MY FLIGHT LANDS at La Guardia just after 10:00 P.M. I power on my phone as soon as we hit the runway, checking my texts, praying for good news on the Rabby front. Nothing, I discover. No word at all from Atlanta, other than a text from Ellen wishing me a good trip and telling me to call her if I have any questions about her apartment. I thank her, then send Josie and Nolan a joint text asking about Rabby. Still MIA? How’s Harper?

Thirty minutes later, after I’ve retrieved my suitcase and joined a blessedly short cab line just outside of baggage claim, I have yet to receive a response from either of them. I assume the worst, but tell myself that there is nothing I can do. So I put my phone in my tote bag, close my eyes, and inhale the glorious scent of Queens—a mix of exhaust and garbage and falafels.

Suddenly, I’m overcome with exhaustion, and all I want to do is sleep.

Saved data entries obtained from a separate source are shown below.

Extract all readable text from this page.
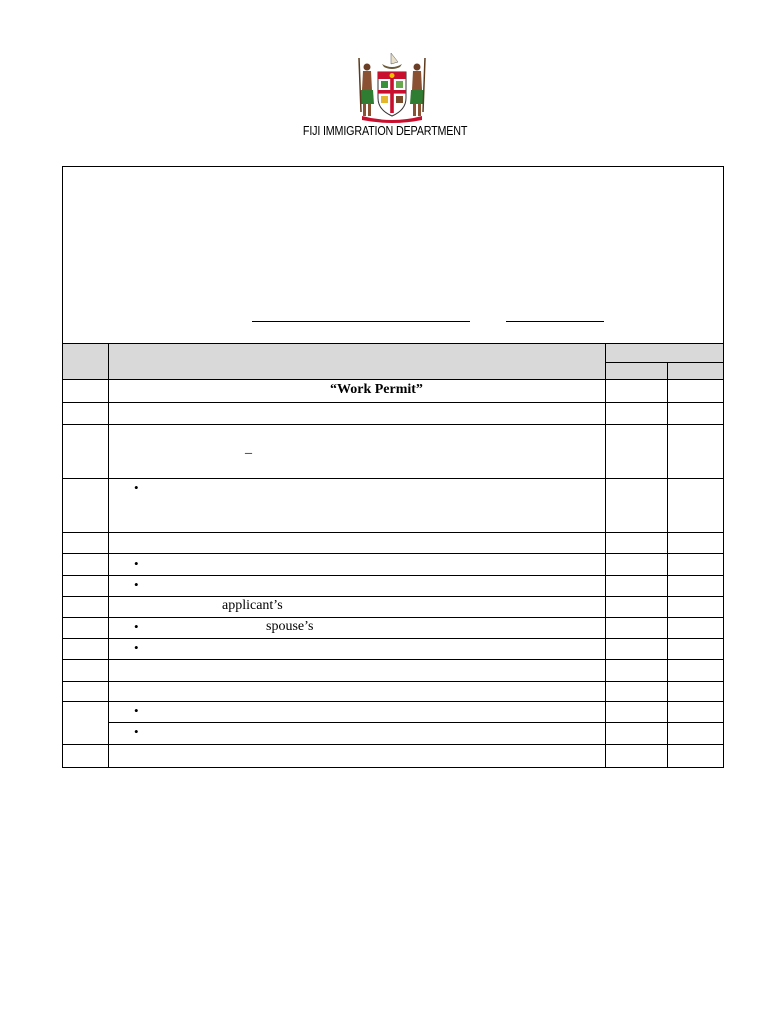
FIJI IMMIGRATION DEPARTMENT
“Work Permit”
_
•
•
•
•
•
•
•
applicant’s
spouse’s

I remind myself that I can do just that. I can sleep all day tomorrow. I can sleep for the next week. For the first time since Harper’s birth, I have absolutely no responsibilities, at least not in an hour-to-hour sense. Yet, as I get into my cab and give my driver Ellen’s address on East Tenth Street, I realize it’s not as simple as sleep or freedom, and as the billboards and buildings whiz by me, I feel about as lost as poor Rabby, wherever he may be.